Eu não irei voltar! Não volto ao refúgio carnal que de seu asilo trancafiou-me. Quase um século de volúpia contra meu prazer, cativando a soberba do ego; décadas de ignomínia sob o solo dos ratos beirando minha masmorra. Bastardos do rei, poderoso rei, vilipendiou-me nas frestas da esperança, quando vosso austero coração derretia conforme o batimento de teu filho queimava na peremptória piedade não atendida. Afogado pelo sangue opressivo que cachoava, infelizmente, meu funesto corpo; o mar vermelho de minhas entranhas banha o sol como a vertigem de marte. O céu, sujo céu, que de seu belo eclesiástico e celeste tom, dava vazão à minha atômica misantropia por cada molécula presente na existência. Como eu sacrilégio o viver, não há amor, muito menos carisma em levantar mais um dia. A fatigada e vil dona morte deveria ceifar minha garganta, espalhar minhas folhas de kalanchoe sobre o vento último da solidão; sobrepujar-me a impotência soberana do fim.

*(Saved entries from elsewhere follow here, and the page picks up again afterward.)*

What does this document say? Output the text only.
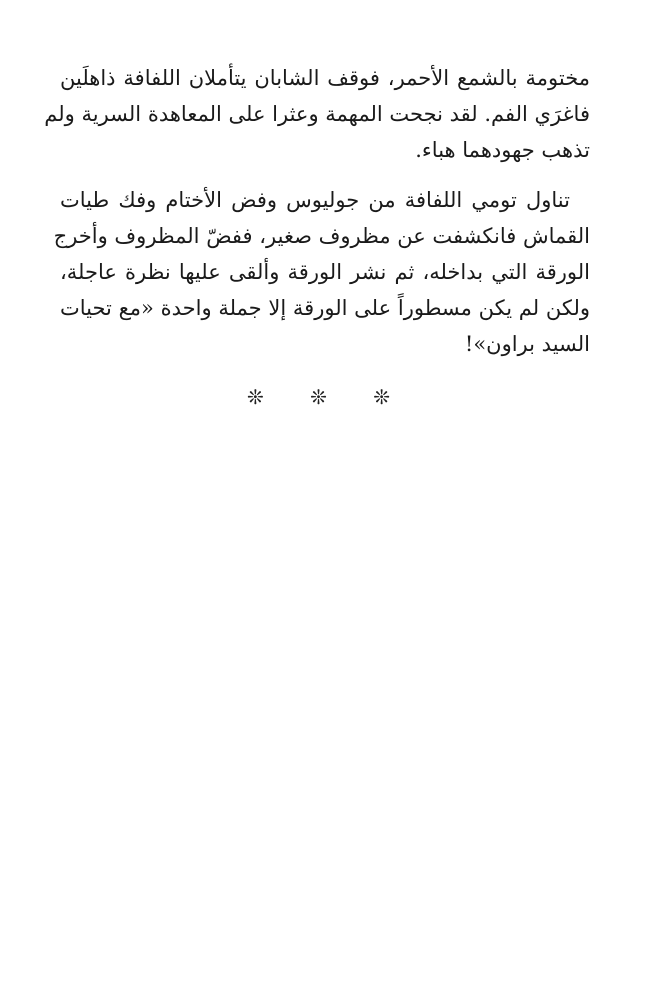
مختومة بالشمع الأحمر، فوقف الشابان يتأملان اللفافة ذاهلَين
فاغرَي الفم. لقد نجحت المهمة وعثرا على المعاهدة السرية ولم
تذهب جهودهما هباء.

تناول تومي اللفافة من جوليوس وفض الأختام وفك طيات
القماش فانكشفت عن مظروف صغير، ففضّ المظروف وأخرج
الورقة التي بداخله، ثم نشر الورقة وألقى عليها نظرة عاجلة،
ولكن لم يكن مسطوراً على الورقة إلا جملة واحدة «مع تحيات
السيد براون»!

❊ ❊ ❊
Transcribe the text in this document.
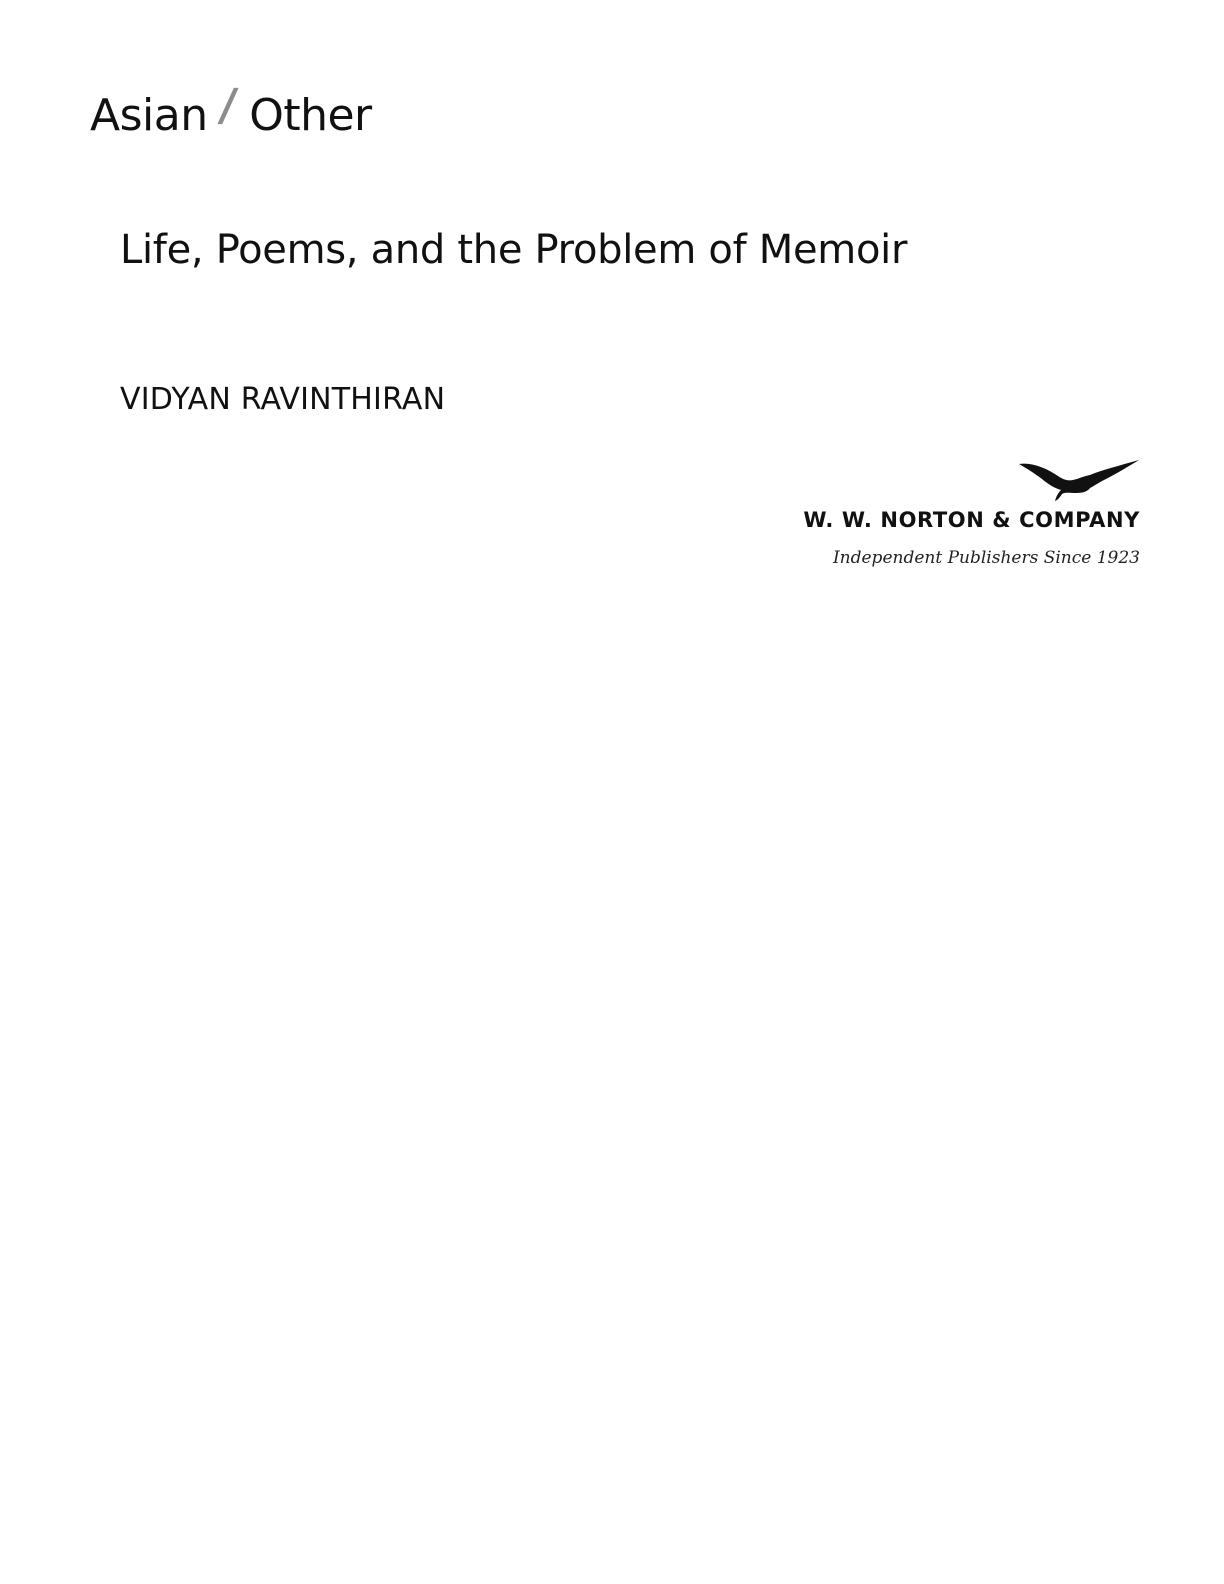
Asian / Other
Life, Poems, and the Problem of Memoir
VIDYAN RAVINTHIRAN
W. W. NORTON & COMPANY
Independent Publishers Since 1923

Gostaria de ser o fantasmagórico assombro que perturba os moradores de alguma região. Velar o espírito podre dos esotéricos ocultistas, sucumbi-los. A morada da importância balsa a força que tenho em saber que posso matar e morrer ao mesmo tempo; dualidade cartesiana imoral. A bandeira de minha nação é meu próprio crânio, meu brasão é meu corpo putrefato, minha honraria é ter deixado a vida de tantos honrados. Sou aquele que peca sem olhar a quem, sou o renegado ignóbil homem que dança na lama preta de um ritual. Nas trevas habito meu mundo, a desgraça teve que ser assim, o caixão teve que ser minha mansão e meu velório teve de ser meu baile de gala que tanto desejei.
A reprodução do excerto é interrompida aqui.